Unilateral Issuance of Shares Rejected
A recent decision from the Delaware Court of Chancery involved the question of whether shares constituting, on a fully diluted basis, a 25% ownership in the corporation had been validly issued. In this instance, the board was comprised of one person, and he approved the issuance of the shares to himself. Even without the fundamentally flawed appraisal utilized, the court was able to strike the transaction on the basis that the one individual did not constitute a legitimate Board of Directors. Applied Energetic, Inc. v. Farley, C.A. No. 2018-0489-TMR, 2019 WL 334426 (Del. Ch. Jan. 23, 2019, rev’d Jan. 24, 2019).
Applied Energetics was a publicly traded company that was essentially dormant after the demand for its technology ceased. At the time of going dormant, the company had a board of three members. Two of those directors, Lister and Levy, would resign from the board before the events here at issue, leaving Farley as the sole director. As the sole director, Farley executed a written consent pursuant to which the corporation would issue to him 25 million shares at the price of $0.001 per share. While Farley retained Rahne to value the shares, Farley proceeded with the transaction before the valuation was delivered. Farley and Rahne went back and forth as to the appraised value, Farley finely advising Rahne “I need the value to be $0.001 or lower.” As recounted by the court, “Within three hours” Rahen sent a valuation report at the requested $0.001 price.
Responding here to a motion for a preliminary injunction following a complaint alleging a variety of claims against Farley, including breach of the duty of loyalty, that relief was granted. The court had little problem finding that the plaintiff would likely prevail on the merits with respect to the challenge of the share issuance if only for the reason that the majority of a three person board did not approve the issuance.
The Company argues that Farley caused the Company to invalidly issue twenty-five million shares to himself because Farley acted without proper board authorization. “The Delaware General Corporation Law requires that the board of directors of a company approve any issuance of stock by the corporation.” Applied Energetics’ bylaws require “a majority of the total number of directors” to be present to constitute a quorum for the transaction of business at a board meeting. The board members may also take action without a meeting if all members of the board sign a written consent. In 2012, the Company’s board reduced the number of directors from five to three. The size of the board remained three members through February and March 2016. The parties have not identified any board resolution or other action that reduces the size of the board to less than three members; nor do the parties identify anything that purports to reduce the threshold for a quorum to less than a majority of the directors.
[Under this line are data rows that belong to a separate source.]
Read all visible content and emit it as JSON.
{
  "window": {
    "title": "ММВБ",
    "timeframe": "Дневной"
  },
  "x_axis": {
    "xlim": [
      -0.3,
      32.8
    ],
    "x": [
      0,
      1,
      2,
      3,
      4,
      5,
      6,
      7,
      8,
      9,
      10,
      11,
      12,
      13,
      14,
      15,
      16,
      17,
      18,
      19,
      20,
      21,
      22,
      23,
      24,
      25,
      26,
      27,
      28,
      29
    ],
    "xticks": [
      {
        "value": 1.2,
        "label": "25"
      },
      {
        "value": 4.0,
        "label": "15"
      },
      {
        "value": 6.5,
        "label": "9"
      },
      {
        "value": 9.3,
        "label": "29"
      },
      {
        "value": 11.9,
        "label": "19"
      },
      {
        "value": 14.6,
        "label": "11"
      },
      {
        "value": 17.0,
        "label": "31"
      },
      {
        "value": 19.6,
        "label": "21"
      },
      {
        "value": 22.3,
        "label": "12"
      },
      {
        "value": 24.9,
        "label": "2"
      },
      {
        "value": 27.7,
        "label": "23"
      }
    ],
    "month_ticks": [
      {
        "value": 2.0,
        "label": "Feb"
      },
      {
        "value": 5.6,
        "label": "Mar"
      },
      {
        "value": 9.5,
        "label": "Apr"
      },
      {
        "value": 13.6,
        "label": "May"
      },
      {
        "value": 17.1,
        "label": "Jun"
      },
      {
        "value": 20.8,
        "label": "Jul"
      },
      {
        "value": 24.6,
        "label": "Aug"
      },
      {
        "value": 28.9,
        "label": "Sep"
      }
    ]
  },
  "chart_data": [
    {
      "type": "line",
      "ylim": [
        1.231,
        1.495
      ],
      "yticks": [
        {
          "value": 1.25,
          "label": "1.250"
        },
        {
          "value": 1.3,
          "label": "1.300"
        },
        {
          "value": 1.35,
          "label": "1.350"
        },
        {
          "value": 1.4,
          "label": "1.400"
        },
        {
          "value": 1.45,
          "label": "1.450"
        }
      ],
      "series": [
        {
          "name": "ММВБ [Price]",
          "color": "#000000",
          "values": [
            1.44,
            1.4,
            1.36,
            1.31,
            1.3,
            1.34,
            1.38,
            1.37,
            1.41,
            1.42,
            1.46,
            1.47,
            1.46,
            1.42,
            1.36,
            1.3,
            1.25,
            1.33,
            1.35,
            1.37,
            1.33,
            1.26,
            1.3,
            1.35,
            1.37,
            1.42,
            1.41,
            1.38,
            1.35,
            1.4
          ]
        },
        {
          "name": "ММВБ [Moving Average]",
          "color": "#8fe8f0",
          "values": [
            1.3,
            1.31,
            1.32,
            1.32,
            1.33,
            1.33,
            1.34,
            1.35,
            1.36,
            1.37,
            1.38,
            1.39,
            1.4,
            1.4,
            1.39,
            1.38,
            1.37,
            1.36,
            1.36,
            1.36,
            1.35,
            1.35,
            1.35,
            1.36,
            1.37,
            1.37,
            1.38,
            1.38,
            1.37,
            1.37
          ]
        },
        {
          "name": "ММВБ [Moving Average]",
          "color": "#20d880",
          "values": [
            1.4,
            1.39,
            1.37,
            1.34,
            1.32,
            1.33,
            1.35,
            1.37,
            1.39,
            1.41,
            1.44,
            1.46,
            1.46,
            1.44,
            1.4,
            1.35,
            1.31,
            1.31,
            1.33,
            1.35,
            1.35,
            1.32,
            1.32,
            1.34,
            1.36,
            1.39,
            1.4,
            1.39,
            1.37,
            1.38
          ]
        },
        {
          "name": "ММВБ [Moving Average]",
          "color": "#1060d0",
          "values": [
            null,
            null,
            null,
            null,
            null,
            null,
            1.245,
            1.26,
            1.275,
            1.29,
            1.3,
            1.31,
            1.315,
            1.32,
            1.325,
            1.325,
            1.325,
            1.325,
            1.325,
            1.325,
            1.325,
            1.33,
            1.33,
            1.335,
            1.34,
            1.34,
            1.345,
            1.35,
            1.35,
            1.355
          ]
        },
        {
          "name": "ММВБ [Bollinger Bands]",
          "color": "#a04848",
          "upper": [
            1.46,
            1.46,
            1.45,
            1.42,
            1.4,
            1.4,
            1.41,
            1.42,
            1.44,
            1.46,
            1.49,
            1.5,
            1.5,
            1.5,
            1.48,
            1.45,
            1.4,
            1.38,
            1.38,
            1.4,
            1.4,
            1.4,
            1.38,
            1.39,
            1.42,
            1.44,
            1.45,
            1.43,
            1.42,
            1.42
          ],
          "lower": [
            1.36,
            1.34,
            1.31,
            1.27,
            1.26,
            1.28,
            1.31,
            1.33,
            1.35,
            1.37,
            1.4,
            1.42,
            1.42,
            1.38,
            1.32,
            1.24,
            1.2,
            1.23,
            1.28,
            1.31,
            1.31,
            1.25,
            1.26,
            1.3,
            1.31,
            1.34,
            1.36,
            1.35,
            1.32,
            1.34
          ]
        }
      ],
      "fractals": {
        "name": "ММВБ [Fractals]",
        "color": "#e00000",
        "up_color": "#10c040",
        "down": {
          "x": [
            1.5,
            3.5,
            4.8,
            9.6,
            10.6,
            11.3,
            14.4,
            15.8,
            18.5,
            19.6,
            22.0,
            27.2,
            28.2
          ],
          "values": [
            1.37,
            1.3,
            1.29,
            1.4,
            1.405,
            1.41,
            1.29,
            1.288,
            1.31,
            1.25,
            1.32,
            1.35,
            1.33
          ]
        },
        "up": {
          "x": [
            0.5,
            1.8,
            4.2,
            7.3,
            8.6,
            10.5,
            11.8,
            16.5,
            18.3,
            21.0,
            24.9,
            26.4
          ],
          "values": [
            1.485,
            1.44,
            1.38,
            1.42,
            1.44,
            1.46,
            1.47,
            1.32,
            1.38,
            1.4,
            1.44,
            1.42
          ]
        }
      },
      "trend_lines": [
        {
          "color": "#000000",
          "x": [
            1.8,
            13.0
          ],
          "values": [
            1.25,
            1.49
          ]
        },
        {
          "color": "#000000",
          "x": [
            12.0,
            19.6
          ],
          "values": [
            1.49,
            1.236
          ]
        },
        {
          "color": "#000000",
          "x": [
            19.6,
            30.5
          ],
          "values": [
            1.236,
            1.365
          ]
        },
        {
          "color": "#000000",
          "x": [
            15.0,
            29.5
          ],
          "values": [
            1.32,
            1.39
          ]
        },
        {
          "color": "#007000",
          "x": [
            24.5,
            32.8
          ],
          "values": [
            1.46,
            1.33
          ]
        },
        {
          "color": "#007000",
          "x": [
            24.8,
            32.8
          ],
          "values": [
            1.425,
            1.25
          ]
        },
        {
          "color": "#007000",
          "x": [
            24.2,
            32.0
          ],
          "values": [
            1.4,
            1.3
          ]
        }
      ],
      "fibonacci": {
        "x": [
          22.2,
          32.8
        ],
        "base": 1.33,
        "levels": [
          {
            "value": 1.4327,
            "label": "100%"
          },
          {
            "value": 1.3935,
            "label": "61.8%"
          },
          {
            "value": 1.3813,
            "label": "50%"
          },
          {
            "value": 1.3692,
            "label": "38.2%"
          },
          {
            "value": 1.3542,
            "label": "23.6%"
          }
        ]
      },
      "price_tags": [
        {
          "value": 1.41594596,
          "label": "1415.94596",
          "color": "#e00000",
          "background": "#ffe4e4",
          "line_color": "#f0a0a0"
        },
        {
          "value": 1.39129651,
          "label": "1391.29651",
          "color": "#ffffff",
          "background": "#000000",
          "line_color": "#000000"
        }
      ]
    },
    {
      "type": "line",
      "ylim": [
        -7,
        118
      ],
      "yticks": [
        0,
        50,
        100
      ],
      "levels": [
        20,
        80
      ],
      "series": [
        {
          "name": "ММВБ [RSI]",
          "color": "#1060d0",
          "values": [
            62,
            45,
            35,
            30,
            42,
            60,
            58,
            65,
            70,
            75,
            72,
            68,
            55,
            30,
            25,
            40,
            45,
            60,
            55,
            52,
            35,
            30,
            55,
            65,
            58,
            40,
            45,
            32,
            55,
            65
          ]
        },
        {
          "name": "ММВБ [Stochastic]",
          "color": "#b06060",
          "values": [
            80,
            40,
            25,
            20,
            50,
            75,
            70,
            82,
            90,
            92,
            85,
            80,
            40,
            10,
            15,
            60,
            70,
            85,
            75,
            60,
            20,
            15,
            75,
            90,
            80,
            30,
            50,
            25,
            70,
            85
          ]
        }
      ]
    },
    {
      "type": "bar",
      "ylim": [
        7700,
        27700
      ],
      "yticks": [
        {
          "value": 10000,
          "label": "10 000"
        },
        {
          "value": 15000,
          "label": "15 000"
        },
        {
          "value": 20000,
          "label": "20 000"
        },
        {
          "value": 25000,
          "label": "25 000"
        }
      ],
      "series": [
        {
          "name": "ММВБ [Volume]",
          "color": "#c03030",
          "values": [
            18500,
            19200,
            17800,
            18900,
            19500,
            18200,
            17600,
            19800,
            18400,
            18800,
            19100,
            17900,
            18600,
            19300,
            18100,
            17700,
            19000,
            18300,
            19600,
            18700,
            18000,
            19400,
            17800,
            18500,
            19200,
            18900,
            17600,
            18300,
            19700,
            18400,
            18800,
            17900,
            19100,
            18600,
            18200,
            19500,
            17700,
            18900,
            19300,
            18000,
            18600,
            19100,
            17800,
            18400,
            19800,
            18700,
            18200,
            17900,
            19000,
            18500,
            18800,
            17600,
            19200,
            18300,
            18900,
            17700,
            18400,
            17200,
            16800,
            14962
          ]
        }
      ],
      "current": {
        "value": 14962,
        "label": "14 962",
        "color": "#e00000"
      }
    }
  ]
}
It is reasonably probable that Farley could not cause the board to validly issue stock acting as the only board member of the Company’s three-member board. Stated differently, it is reasonably probable that any board action to validly issue stock, whether at a board meeting or through written consent, required the affirmative vote of at least two members of the Company’s board. Only Farley signed the written consents dated February 15, 2016, and March 25, 2016, authorizing the issuance of twenty million and five million shares, respectively. It is reasonably probable, therefore, that the twenty-five million share issuance is invalid. 2019 WL 334426, *6 (footnote omitted).